The most important political question in the Democratic race is whether Barack Obama will win the black vote. We forget that in 1988 Jesse Jackson won 13 primaries and caucuses while appealing to a smaller sector of the white vote than Obama does. If Obama were doing as well among African Americans as Jackson did, he’d now be in the lead. He’d sweep the south and probably the nomination.


Yet the African American who has a real chance of becoming president is doing worse among blacks than the one who didn’t. In one national poll, Hillary Clinton was beating Obama 57 to 33 among blacks. If Obama loses the nomination it will be because of the black vote.

The two most common theories for this phenomenon are:
1) Hillary’s women-ness trumps Obama’s black-ness for African American women.
2) Schooled in the obstacles facing blacks, African Americans believe that the nation will not elect a minority as president so they don’t want to waste their vote.
That second point reminds me of Jews and Lieberman in 2000. When Lieberman ran as Gore’s Vice President, I remember many older Jews worried that “the country is not ready for a Jewish president.” No group is more pessimistic about discrimination than the discriminated. However, in the end they did vote for the Gore-Lieberman ticket. Once in the voting booth, world-weary pessimism gave way to hope and pride.
How is Obama going about making sure this happens? In part, it’s simply by winning early.

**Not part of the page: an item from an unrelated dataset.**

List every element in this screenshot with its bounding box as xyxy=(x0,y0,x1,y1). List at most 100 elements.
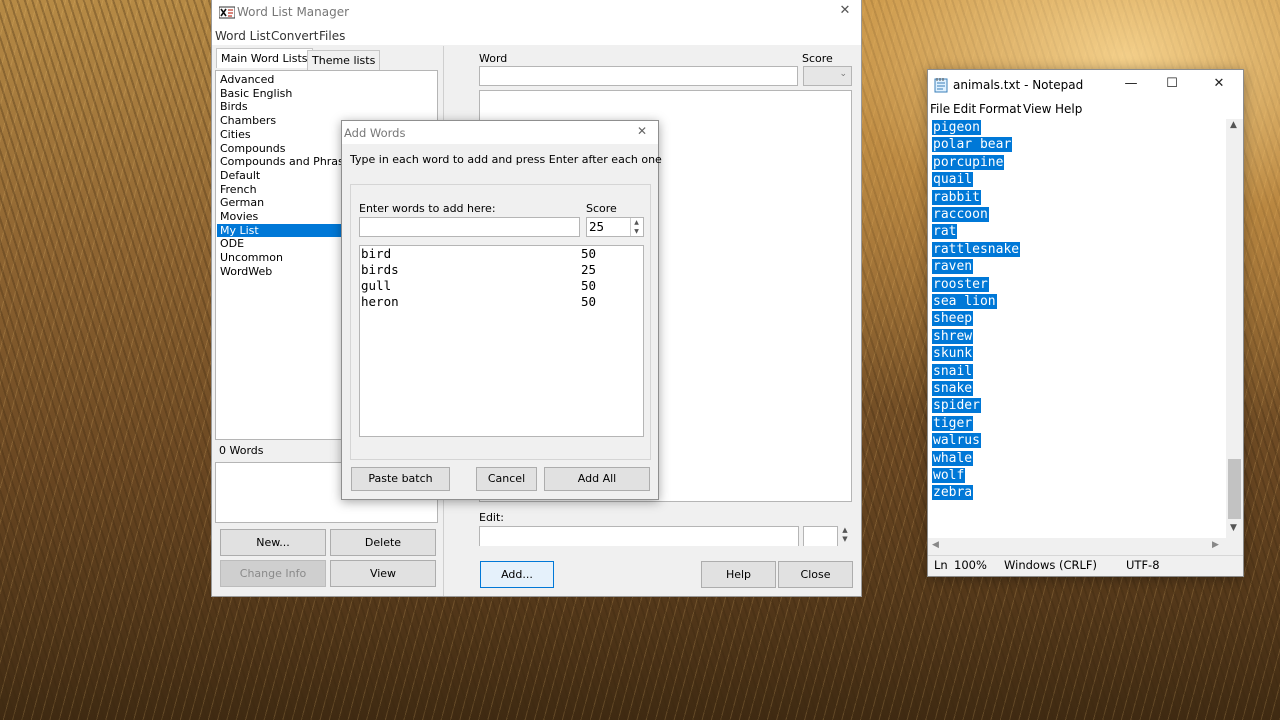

They believe that if he wins in Iowa and/or New Hampshire, he’ll convince blacks that he really can be President. But there’s something else. Obama’s campaign has been very faithy, and there’s no voting bloc in the Democratic party that’s more religious than African Americans. So if Obama wins the nomination it will be because he won the black vote, which will happen if his faith-talk helps cancel out the appeal Hillary has among African American women. This formula (Race + Faith > Gender) strikes me as shrewd as it enables him to appeal to African Ameircans powerfully without spending a lot of time on explicitly racial appeals, which could undermine his white support.